先頭に立つのは、騎士団長ゴドフリーだった。
「ロドリック・ヴァンガード、王命によりお前を逮捕する」
「民衆勇者たちが城を解放した。機械兵の制御が解かれた今、お前が王国を裏切り、古代の機械技術を悪用していた証拠は隠しようもない」
ロドリックの顔から血の気が引いた。
彼が密かに操っていたのは、単なる機械兵ではなかった。
古代の戦争で命を落とした兵士たちの魂を機械に閉じ込め、不死の軍隊として蘇らせる禁忌の技術。
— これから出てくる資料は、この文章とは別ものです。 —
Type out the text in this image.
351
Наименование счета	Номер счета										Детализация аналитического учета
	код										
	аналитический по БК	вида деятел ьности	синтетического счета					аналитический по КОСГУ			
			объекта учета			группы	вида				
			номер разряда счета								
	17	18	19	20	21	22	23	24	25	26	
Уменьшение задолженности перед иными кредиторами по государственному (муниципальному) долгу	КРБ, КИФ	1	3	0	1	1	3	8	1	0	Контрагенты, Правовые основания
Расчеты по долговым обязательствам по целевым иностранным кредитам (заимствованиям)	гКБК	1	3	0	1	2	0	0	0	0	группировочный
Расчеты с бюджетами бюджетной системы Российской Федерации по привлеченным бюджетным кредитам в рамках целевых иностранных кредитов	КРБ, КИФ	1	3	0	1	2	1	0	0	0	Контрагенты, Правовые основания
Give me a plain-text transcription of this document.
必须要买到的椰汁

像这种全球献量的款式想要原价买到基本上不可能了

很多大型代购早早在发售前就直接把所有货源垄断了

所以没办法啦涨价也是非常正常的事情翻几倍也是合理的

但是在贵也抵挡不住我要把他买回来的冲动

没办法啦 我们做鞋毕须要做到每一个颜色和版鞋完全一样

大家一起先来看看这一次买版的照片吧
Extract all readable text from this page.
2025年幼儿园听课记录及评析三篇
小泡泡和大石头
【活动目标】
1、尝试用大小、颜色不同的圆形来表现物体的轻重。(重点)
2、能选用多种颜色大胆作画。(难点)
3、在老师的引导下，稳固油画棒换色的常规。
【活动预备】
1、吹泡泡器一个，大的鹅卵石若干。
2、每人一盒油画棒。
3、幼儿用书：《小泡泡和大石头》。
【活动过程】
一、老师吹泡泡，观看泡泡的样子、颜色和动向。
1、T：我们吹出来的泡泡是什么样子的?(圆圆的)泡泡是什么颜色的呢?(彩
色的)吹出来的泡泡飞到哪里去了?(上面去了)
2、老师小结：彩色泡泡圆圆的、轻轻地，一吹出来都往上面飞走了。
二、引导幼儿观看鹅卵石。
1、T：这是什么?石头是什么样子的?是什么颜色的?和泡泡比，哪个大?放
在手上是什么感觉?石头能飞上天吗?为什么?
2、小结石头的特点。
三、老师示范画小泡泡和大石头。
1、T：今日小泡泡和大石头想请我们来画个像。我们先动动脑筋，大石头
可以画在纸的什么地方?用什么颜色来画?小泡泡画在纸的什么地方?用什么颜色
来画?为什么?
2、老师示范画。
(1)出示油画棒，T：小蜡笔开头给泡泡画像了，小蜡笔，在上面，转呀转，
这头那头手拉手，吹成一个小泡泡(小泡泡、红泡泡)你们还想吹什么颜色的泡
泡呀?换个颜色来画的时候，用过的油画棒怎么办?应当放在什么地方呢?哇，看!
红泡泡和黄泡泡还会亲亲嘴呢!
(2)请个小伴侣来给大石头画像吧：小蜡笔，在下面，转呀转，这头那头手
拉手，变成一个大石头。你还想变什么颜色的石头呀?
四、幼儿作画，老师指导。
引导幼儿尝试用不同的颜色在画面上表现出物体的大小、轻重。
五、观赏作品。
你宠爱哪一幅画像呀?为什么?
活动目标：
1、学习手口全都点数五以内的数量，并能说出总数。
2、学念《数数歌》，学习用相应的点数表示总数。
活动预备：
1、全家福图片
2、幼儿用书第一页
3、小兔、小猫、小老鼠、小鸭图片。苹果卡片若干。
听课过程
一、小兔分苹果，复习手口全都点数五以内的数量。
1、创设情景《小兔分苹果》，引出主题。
それを彼は「王国の防衛のため」と称して復活させ、実際には自らの権力基盤を固めるために利用していたのだ。
窓の外から、解放を喜ぶ民衆の声が聞こえてくる。
ロドリックはその声を聞きながら、自らの野望が音を立てて崩れていくのを感じ
数日後、王宮広場で公開裁判が行われた。
証人席には、機械から解放された元兵士たち、ロドリックの不正を内部告発した役人、そしてレオンたち民衆勇者も立った。
老魔術師アーサーが証言台に立ち、杖を掲げて言った。
「我々が解放したのは、単なる機械ではない。そこに囚われていた無念の魂である。ロドリック・ヴァンガードは、死者すら支配の道具にした」
証言は3日3晩続き、ロドリックの罪状は次々と明らかになった。
不正蓄財、権力乱用、禁忌技術の復活、そして何よりも……民衆を機械の奴隷に変えようとした人道に対する罪。
裁判の最後に、王自らが裁きを下した。
「ロドリック・ヴァインガード、お前の罪は死をもって償うには重すぎる。ならば、生きて償わせよう」
判決は意外なものだった。
死刑ではなく、永久追放。
ただし、魔法で寿命を延ばされ、千年の時をかけて王国の復興労働に従事するというものだった。
アーサーが開発した特殊な魔法により、ロドリックは老化せず、疲労は感じるが死ぬこともなく、逃れることもできない。
彼は王国の傷ついた土地を修復し、破壊された街を再建する労働に、文字通り永遠に従事することになる。
「これが、お前が軽視した民衆のために働くという意味だ」
王は静かに言った。
ロドリックは言葉を失った。
彼が夢想した永遠の権力は、永遠の労働へと形を変えた。
手枷と足枷がはめられるとき、その金属の冷たさが、彼が兵士たちの魂を閉じ込めた機械のそれを思い起こさせた。
彼は振り返り、広場を見渡した。
そこには、彼が支配しようとした人々がいた。
彼らの目には、赦しではなく、静かな監視の意志が光っていた。
彼は永遠の管理者から、永遠の償い人へと堕ちた。
そして王国は、一つの時代の終わりと、新たな再生の始まりを、この日から刻み始めるのであった。